On election night, 2024, voters in the United States stared at the map and saw whole counties, then states, turn red or blue. Red meant one thing, blue another.

As more states ended up red than blue, I thought, “I don’t know this country.”

In the daze of November 6, 2024, what I meant was, “I didn’t expect this.

But as the shock of President-Elect Donald Trump’s victory wore off, I shifted tone. I remembered what I’d learned from The Poor People’s Campaign (PPC) and Reverend William J. Barber II, whose most recent book is entitled White Poverty: How Exposing Myths about Race and Class Can Reconstruct American Democracy.

This is what I remembered: There are 140 million poor and low-income voters in the United States, and many of these folks do not vote because no one represents their interests. With little exception, politicians simply do not talk about poverty — because, as then-candidate Pete Buttigieg confessed to Barber in 2019, “Rev., . . . the reason we don’t talk about poverty is that the consultants tell us not to.”

Electoral maps only show us who voted; they render invisible those who — to paraphrase Martin Luther King, Jr. — had nothing for which to vote. My despairing election-night sentiment, “I don’t know this country,” then, was based on the very prevalent and very faulty myth that maps of red and blue counties represent the country. They don’t; they represent the voters only.

The hope in all of this is that the election results do not actually tell the story of our country. White Poverty does a much better job.

For instance, Barber’s research tells this story: “Places that are controlled by reactionary extremists who serve corporate interests are not ‘red’ counties so much as they are unorganized counties where the largest block of voters isn't Republican or Democrat, but rather poor people who often do not vote.”

The largest block of voters is poor people who often do not vote . . . A more equitable, just democracy doesn’t come from the voting that happens every two to four years. It comes from organizing.

And it will come, specifically, from fusion organizing. The word fusion, for Barber and the PPC, recognizes that 140,000 people identify as disenfranchised more than they identifyas Democrat or Republican. It also recognizes that most of those disenfranchised poor are white.

This bears repeating for the same reason it was necessary for Barber to write the book: “most of America’s poor are white,” 66 million, “almost three times the number of Black Americans.”

Racism and the American Dream have worked together to create the myth that poverty in America is a Black problem. When we see that, by raw numbers, we would have to describe poverty in America as a “white problem,” it becomes impossible to see poverty as a glitch in the system. It is a feature. How might our discourse about democracy — and the rhetoric of campaigns — change if we allowed these numbers to speak?

The strength of this book is that Barber makes those numbers sing — in his own voice and also in the flesh and bone of poverty’s witnesses. Barber writes out of his prophetic call as a minister, demanding that people and policy respond to God’s mandate on human dignity.

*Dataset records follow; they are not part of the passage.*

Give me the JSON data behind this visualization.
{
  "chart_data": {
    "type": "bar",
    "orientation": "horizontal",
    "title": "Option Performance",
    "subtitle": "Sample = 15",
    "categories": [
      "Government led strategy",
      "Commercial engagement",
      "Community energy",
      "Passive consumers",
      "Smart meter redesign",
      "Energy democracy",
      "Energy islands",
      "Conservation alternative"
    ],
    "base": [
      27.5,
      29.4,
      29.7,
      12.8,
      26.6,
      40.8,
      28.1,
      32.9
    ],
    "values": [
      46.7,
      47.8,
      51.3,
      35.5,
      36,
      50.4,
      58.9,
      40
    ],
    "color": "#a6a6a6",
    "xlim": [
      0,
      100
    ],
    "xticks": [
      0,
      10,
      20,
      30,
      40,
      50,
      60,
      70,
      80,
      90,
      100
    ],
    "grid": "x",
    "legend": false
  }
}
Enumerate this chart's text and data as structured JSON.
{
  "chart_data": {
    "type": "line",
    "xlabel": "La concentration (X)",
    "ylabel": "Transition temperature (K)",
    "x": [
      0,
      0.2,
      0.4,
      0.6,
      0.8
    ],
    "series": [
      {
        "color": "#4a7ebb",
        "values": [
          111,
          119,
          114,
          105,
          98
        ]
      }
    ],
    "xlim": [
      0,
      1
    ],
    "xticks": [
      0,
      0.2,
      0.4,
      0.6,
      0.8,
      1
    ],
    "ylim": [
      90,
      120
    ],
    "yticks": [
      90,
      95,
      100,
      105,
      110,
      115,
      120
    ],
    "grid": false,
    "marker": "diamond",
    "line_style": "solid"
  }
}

In service of that dignity, Barber does in the pages of the book what he does on the stages where he speaks: he hands over the microphone to poor people, whose expertise with the lived reality of poverty cuts through every sinew of political foolishness.

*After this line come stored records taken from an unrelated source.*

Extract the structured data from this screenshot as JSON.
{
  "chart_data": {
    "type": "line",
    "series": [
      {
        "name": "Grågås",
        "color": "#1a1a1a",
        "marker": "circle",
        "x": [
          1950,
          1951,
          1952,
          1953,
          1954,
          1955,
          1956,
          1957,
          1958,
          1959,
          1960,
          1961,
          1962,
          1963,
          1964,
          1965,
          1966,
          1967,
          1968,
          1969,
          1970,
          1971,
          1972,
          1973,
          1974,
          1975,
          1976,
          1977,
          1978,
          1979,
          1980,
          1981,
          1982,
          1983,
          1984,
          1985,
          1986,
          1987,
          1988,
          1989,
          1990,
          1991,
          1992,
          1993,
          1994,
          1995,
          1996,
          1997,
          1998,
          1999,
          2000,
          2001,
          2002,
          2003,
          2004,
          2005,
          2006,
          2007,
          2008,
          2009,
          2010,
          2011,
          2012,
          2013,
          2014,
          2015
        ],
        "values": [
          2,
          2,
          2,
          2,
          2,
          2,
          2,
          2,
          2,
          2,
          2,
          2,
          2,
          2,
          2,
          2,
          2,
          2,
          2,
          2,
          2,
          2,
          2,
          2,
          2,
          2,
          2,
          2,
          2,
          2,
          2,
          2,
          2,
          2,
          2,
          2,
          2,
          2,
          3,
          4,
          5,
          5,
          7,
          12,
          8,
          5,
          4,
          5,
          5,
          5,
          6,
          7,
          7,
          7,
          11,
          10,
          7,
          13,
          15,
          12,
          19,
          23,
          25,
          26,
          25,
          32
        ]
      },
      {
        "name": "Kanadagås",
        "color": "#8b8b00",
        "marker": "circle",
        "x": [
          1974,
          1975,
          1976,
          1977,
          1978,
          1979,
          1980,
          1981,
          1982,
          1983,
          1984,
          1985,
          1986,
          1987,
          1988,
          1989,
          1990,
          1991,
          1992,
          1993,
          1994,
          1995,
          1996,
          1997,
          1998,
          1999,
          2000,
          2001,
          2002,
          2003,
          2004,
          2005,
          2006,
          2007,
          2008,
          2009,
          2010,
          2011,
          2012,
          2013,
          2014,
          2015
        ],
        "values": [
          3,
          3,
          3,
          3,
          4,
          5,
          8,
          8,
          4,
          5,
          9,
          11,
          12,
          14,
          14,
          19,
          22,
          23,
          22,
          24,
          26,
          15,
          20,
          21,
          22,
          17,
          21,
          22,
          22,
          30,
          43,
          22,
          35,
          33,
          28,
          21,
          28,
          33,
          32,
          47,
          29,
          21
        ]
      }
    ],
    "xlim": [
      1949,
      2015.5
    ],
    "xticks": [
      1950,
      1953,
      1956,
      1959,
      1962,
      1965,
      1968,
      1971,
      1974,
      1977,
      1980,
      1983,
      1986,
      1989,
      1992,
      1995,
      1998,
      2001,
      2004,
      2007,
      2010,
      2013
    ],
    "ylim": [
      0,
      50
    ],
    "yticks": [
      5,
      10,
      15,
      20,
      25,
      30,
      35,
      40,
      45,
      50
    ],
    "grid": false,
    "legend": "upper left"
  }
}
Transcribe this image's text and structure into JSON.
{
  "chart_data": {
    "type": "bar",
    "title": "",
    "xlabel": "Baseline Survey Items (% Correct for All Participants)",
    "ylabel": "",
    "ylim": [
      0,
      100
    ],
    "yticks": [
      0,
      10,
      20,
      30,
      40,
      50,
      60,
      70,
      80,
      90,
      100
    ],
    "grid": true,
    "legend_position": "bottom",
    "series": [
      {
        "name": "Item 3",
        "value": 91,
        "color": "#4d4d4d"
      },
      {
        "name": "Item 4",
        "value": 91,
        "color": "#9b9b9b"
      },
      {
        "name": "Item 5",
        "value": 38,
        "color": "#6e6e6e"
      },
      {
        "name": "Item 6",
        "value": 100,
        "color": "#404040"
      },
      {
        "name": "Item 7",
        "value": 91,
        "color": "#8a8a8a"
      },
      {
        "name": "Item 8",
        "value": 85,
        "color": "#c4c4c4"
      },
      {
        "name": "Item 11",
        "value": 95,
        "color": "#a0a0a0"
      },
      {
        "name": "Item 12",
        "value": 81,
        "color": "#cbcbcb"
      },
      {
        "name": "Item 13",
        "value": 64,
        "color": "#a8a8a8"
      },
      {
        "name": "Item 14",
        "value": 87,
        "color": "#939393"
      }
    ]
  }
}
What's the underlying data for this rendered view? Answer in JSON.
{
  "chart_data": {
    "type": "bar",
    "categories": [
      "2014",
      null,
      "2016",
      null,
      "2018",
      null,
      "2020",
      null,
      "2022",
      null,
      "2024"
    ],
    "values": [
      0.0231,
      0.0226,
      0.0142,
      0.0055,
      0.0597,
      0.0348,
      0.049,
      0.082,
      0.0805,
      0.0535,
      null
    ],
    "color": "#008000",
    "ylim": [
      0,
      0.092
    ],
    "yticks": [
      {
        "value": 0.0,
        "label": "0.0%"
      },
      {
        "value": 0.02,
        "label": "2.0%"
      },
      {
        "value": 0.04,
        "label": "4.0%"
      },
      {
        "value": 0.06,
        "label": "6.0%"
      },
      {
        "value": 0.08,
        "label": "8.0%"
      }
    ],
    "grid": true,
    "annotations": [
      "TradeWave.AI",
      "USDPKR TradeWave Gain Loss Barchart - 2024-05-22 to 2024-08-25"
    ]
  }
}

You will meet, and love, Lakin, a young queer woman from Corbin, Kentucky. Lakin showed up to an organizing meeting and talked about how she adored her hard-working parents and how, when she came out, they rejected her, leaving her to live in her car “while she worked three minimum-wage jobs to pay her way through college.”

You will also meet, and love, Pam, a mountain-woman from West Virginia who took on Senator Joe Manchin on voting rights and raising the minimum wage. “They always say voter suppression is about hurting Black people,” Pam told Barber, “but they're pushing these laws up here in West Virginia, and we ain't hardly got no Black people.”

(Another West Virginian woman got right to the point: “Senator Manchin, I know your mama . . . I know where you come from, and I can't believe you're treating poor people like this.”)

White Poverty has the data, myth-busting, and inspiration we need to overcome our grief and revitalize the work of justice. I started reading it before the election, and it made me hopeful. I picked it up again and finished after the election, and my hope was restored.

Or perhaps I should say, my sight was restored. Presidential elections come every four years, and they shorten our field of vision to immediate results. In contrast, righteous movements like the Poor People’s Campaign enlist our vision in the long-term planning that brings real change.

It can be hard to train our focus on a movement, not a moment. White Poverty is a worthy companion in that struggle.